International Space Station. Credits: ESA/D.Ducros.

Paris, France (ESA) May 24, 2005
The European Space Agency has awarded the independent arts organisation the Arts Catalyst in London a contract to carry out a 6-month study on possible future cultural utilisation of the International Space Station (ISS), and, in particular, the European aspects of the Station.

"The International Space Station is a great achievement of human ingenuity and international cooperation, as well as a cutting-edge research facility. But the European Space Agency believes strongly that the cultural world too should have a say in the future of space exploration. We therefore want to open the ISS to a new community of artistic and cultural users," emphasises Daniel Sacotte, ESA's Director of Human Spaceflight, Microgravity and Exploration.

"This new study sets out to investigate and focus the real interest of the cultural world in the International Space Station, to generate a policy for involving cultural users in the ISS programme in the longer term and to develop a first representative set of ready-to-implement demonstrator projects in arts, culture and media," explains Dieter Isakeit, Head of the Erasmus User Centre for the International Space Station.

Isakeit, who is supervising the study on the ESA side, said, "and in order to provide potential future cultural users with the full context for their engagement with the ISS programme, the study also aims to examine and articulate the contemporary social and cultural significance of the Station in the larger sense of human space exploration."

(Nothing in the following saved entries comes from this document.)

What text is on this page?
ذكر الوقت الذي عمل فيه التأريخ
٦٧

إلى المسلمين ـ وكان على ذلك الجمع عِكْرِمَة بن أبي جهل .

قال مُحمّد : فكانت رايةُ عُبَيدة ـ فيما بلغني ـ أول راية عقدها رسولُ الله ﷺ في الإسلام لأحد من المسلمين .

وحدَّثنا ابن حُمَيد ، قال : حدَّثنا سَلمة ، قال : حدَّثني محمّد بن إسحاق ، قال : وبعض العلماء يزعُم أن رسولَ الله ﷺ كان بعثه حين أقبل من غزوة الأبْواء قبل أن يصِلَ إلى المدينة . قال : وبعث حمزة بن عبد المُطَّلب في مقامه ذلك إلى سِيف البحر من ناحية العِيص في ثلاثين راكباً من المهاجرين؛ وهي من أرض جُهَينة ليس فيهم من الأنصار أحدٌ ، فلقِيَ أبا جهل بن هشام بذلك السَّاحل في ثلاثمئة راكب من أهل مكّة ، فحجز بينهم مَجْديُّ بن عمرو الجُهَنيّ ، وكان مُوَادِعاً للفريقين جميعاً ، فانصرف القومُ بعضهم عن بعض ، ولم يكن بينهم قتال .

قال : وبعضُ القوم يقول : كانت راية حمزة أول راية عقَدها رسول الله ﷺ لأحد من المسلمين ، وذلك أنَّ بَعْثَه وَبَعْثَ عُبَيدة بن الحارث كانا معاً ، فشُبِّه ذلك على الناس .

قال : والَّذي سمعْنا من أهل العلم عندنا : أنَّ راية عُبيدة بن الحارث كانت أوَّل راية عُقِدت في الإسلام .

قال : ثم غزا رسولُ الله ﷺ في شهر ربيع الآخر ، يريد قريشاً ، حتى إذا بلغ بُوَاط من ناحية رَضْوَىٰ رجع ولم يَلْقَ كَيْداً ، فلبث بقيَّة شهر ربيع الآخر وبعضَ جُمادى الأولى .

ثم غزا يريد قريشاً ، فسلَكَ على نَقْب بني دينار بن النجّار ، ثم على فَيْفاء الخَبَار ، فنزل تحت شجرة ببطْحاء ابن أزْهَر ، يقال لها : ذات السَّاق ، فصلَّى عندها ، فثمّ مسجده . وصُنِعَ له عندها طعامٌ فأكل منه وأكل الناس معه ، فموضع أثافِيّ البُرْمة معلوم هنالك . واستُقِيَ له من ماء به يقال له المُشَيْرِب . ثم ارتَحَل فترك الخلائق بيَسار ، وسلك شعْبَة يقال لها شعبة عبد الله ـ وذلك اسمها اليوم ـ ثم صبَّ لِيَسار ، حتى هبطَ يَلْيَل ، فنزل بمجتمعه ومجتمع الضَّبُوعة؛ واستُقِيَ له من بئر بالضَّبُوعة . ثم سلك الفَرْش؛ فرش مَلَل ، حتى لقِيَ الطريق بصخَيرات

In the course of the study, artists and cultural practitioners from a broad spectrum of disciplines are being consulted by the Arts Catalyst team on the features of the ISS that would be of interest to them, including its ground-based support facilities, such as launch sites, astronaut training facilities and national user support centres across Europe.

Under the leadership of the Arts Catalyst in London, the study team includes Leonardo-Olats (Paris, France) and Delta Utec SRC (Leiden, Netherlands), together with a Europe-wide network of cultural and space advisors.